Your customer clearly is angry or frustrated, which means that you need to counteract that emotion by being the calm one. Always remember, the client is not mad at you, but rather at the company - so don’t take it personally. Allowing your customers to freely vent and express their frustrations shows them you’re here to listen and help. A good methodology for that is delicately asking them questions to determine what their problem actually is. This is your opportunity to find a remedy to the issue they are experiencing, while offering your users a safe place to alleviate the pressure.

Invest your time and keep it sincere

Have you ever heard the saying “the greatest gift you can give someone is your time?” This especially applies to your customers. Take time to listen carefully to what they have to say.
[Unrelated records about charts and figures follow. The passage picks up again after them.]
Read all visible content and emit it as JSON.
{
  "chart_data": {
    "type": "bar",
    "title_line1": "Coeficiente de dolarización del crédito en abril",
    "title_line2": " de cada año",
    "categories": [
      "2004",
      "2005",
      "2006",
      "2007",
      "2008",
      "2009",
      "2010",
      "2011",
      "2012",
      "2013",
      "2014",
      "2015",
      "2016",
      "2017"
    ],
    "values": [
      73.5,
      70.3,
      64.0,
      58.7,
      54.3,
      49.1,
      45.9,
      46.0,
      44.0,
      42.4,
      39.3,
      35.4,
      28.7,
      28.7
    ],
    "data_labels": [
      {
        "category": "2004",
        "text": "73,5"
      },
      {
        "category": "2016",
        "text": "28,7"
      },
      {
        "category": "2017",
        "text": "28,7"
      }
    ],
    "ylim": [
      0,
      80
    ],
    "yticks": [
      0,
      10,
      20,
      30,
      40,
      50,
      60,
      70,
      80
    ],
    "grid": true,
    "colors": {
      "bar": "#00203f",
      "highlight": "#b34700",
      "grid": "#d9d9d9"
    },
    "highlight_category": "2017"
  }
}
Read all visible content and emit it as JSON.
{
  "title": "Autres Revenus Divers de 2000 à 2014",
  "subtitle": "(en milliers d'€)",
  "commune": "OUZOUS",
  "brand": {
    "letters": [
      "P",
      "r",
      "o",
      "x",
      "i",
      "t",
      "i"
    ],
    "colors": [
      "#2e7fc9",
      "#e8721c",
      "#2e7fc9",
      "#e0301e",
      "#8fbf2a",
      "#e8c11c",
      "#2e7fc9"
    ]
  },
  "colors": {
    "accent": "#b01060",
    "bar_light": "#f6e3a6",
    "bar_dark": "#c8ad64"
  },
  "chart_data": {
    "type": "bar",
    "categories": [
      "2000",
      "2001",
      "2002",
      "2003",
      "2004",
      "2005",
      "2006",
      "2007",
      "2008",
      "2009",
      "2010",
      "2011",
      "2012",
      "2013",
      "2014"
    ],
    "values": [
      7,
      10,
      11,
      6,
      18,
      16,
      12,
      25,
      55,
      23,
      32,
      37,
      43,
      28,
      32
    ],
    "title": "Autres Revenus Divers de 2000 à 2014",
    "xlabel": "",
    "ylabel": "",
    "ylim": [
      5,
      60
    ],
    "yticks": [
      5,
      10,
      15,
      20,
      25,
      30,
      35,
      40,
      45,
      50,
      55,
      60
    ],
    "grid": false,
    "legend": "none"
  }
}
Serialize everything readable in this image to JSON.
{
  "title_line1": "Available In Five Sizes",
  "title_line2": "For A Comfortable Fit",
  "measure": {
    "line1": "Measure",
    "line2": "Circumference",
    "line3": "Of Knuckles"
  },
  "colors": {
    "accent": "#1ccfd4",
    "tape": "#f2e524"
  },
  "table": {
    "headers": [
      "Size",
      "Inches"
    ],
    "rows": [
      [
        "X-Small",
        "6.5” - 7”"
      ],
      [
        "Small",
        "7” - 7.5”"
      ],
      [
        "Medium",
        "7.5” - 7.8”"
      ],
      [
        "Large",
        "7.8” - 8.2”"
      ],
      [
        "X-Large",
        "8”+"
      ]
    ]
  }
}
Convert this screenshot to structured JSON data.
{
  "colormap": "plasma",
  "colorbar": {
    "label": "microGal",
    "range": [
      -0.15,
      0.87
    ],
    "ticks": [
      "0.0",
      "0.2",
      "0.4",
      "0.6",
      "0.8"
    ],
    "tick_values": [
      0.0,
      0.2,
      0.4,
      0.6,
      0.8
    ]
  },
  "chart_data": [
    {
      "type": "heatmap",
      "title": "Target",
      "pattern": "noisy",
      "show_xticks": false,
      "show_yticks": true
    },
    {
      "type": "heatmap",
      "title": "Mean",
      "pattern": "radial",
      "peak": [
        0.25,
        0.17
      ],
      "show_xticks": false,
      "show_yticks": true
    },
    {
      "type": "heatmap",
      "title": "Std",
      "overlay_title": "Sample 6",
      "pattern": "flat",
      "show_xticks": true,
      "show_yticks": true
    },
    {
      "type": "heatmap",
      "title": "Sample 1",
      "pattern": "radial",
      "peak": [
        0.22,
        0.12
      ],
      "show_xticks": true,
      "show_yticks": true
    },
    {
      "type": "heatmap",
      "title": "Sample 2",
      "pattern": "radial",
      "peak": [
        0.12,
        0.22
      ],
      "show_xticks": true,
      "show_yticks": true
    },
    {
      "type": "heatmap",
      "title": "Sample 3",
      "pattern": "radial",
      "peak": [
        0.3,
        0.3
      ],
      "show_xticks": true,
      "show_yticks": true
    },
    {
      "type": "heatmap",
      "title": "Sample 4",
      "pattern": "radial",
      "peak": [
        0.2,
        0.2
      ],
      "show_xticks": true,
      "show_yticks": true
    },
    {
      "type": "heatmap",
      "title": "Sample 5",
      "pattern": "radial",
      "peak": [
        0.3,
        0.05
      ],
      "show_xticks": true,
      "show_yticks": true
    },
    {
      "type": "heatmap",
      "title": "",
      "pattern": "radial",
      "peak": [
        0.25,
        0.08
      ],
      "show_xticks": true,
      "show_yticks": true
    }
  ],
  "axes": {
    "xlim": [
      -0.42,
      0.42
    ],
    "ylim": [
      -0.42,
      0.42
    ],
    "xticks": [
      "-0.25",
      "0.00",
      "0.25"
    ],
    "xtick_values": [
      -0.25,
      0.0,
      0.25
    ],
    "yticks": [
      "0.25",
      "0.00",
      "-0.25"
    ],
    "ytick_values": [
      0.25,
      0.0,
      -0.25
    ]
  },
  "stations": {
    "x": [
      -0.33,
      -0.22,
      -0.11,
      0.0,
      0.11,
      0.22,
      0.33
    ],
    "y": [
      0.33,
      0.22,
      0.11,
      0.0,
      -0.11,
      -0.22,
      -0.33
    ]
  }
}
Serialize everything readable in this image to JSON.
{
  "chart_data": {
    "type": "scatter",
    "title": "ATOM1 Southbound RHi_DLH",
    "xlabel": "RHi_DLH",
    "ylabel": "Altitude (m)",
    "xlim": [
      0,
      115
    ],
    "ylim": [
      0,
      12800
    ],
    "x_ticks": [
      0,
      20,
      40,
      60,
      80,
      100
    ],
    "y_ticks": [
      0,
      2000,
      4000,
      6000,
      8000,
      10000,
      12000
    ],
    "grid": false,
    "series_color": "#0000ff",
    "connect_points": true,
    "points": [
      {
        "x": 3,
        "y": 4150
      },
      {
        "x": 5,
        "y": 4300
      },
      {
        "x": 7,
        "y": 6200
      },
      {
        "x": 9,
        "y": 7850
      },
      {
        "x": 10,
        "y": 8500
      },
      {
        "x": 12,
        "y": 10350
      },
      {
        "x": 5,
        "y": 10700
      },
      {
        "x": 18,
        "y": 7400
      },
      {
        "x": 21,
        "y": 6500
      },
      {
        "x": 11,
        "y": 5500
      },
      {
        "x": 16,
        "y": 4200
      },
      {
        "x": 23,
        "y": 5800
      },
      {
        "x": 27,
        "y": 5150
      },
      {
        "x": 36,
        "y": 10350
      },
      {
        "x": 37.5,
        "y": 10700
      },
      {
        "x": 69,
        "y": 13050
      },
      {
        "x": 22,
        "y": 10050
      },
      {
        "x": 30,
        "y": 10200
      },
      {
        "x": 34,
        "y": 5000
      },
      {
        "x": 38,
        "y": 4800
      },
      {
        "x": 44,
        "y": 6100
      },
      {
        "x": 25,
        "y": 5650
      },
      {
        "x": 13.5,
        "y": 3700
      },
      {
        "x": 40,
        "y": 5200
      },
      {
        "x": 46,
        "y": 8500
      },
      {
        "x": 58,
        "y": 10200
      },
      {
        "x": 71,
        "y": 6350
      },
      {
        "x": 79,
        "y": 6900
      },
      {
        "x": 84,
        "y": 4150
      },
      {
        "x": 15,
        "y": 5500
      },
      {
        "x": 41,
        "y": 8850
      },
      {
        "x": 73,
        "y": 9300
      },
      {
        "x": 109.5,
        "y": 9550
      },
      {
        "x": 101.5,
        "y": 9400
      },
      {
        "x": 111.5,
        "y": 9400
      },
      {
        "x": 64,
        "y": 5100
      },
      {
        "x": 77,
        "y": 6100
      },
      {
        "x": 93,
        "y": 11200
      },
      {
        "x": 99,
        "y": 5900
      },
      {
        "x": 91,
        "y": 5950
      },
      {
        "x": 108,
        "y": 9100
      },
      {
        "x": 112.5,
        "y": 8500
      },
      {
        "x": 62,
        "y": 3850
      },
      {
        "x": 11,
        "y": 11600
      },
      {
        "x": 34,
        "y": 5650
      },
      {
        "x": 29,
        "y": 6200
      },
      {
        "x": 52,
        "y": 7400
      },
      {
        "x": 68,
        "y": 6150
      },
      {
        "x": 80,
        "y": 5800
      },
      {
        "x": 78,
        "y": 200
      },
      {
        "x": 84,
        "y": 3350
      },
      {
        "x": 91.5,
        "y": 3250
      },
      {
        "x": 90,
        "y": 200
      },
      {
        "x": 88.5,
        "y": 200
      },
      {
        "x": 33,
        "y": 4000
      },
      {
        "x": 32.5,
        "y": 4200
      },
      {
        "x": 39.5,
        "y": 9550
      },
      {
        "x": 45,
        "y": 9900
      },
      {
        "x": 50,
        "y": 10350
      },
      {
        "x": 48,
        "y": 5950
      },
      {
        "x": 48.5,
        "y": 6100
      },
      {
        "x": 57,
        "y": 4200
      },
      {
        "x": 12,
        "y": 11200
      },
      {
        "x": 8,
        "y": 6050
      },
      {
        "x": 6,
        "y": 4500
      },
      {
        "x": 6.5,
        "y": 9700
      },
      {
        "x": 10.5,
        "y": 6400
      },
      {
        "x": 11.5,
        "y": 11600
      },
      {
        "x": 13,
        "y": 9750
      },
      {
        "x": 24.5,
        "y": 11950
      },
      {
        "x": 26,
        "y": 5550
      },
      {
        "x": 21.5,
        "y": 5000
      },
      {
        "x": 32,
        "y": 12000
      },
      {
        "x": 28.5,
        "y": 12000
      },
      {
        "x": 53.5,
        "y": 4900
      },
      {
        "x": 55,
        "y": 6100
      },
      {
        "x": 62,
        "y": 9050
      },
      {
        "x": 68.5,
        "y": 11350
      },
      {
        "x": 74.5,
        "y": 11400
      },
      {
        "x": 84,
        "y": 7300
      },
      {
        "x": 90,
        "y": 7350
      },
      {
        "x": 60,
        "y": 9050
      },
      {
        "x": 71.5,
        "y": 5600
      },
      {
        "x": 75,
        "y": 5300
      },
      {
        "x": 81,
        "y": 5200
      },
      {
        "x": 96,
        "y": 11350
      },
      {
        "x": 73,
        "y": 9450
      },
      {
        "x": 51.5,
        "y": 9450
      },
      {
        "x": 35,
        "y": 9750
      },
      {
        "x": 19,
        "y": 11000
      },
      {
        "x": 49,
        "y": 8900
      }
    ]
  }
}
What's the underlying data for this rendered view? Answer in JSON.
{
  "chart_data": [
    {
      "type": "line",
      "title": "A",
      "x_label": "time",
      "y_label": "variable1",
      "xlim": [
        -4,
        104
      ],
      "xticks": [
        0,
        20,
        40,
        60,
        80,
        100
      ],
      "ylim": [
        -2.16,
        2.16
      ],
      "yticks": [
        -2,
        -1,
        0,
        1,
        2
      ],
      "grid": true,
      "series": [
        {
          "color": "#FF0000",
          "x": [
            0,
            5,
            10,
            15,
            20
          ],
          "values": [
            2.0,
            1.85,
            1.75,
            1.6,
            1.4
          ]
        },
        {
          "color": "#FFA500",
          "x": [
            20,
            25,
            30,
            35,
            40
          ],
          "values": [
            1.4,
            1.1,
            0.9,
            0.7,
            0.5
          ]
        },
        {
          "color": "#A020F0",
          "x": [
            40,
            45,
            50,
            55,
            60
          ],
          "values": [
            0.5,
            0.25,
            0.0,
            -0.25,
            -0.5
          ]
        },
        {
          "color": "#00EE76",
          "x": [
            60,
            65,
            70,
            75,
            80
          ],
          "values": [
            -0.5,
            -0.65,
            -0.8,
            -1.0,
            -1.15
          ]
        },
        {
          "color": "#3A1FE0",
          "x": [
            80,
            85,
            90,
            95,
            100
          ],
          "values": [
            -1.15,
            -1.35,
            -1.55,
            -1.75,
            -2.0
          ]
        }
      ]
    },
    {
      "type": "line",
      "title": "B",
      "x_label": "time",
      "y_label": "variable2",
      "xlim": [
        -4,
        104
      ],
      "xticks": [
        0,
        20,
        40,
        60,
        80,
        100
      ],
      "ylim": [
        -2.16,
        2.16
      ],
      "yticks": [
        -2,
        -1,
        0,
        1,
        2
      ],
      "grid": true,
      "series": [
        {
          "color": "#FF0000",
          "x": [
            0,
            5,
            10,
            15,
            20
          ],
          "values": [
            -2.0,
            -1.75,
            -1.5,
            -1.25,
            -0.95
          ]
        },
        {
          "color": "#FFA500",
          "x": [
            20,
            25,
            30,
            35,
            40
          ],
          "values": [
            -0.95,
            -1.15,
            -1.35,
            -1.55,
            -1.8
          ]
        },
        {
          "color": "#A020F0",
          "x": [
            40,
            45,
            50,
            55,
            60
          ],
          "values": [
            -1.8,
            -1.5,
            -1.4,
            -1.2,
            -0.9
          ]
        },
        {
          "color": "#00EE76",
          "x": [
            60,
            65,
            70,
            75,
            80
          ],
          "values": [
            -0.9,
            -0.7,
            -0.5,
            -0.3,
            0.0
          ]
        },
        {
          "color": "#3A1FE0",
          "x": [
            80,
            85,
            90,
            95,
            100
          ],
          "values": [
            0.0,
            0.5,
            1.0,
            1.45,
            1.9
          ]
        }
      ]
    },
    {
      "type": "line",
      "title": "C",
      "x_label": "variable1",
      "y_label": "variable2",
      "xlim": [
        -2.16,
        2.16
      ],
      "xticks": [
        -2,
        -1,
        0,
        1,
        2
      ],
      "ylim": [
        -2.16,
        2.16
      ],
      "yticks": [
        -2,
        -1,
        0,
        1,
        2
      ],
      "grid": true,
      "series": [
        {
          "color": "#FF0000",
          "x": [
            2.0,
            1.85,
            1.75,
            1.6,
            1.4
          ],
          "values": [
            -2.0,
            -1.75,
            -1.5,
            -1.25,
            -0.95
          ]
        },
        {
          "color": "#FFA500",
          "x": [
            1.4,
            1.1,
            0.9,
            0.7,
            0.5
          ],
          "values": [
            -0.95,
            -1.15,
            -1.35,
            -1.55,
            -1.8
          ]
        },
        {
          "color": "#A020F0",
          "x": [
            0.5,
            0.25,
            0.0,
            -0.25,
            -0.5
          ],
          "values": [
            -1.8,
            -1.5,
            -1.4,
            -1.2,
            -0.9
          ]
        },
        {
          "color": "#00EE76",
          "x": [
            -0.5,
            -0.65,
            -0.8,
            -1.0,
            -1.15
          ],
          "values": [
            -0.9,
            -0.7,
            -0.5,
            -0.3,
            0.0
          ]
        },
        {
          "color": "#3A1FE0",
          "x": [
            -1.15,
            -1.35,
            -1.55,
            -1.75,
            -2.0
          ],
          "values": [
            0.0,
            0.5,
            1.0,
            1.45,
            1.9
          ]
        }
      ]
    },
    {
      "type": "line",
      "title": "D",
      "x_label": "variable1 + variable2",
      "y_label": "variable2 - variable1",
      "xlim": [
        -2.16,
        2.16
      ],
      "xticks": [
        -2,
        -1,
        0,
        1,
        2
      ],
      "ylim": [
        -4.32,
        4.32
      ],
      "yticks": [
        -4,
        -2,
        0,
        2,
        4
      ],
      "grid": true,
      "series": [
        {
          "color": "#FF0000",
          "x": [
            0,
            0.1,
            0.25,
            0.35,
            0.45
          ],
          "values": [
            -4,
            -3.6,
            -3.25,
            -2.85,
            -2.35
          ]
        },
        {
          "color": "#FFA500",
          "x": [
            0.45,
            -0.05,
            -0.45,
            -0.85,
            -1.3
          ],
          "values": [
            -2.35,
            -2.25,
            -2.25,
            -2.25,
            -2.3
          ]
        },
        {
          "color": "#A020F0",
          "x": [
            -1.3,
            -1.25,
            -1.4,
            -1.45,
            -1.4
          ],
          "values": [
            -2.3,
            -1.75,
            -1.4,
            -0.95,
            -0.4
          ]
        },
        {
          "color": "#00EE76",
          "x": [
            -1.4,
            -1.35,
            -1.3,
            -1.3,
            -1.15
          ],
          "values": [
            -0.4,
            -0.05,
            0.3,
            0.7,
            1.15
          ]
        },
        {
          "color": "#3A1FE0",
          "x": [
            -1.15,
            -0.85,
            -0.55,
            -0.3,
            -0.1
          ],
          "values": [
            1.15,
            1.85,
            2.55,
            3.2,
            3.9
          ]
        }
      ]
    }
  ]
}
To understand and defuse the situation, start by putting yourself in your customer’s shoes and seeing the situation through their eyes. Give them the feeling that you’re on their side, all the way through and use thoughtful customer service phrases to drive the conversation in the right direction. Firstly, be professional and don’t leave your customer hanging. They have high expectations during this sensitive moment. Secondly, avoid harsh phrases such as “I am unable to do that for you” or “It’s company rules.” Aim for cool and composed phrases such as “We understand your frustration. We’re here to help you” or “Walk us through the issue you’ve been experiencing and we’ll look into this for you immediately.” Thirdly, if the situation is right, don’t be afraid to apologize for the way they are feeling about the experience. For example “We apologize for any frustration this matter has caused you.” Sincerity and patience will go a long way towards winning your customer back.

Take responsibility

Ever been so frustrated that you caved in and made a spontaneous decision? Customers feel the same way. Negative emotions can lead to them packing up and leaving your company for good. Remember, every customer complaint is not your fault. However, since you are one of the faces of the company, it’s important to take ownership in any slip up. Start by identifying the issues caused by your company and address the matter. Offer a generous and genuine apology and back it up with how you’ll take action.

An excellent example of a company taking responsibility is the apology from snack company IRVINS Salted Egg when one customer found a dead lizard in one of their products. The statement alone had people from all over the web flocking to their Facebook page, and praising them and winning back customer hearts. Here is a snippet of the apology:

quote from irvins salted egg

Consumers expect brands to apologize for any mistakes. So, if Elton John’s hit sums it up nicely with his song “Sorry seems to be the hardest word,” remember that it’s also the most rewarding.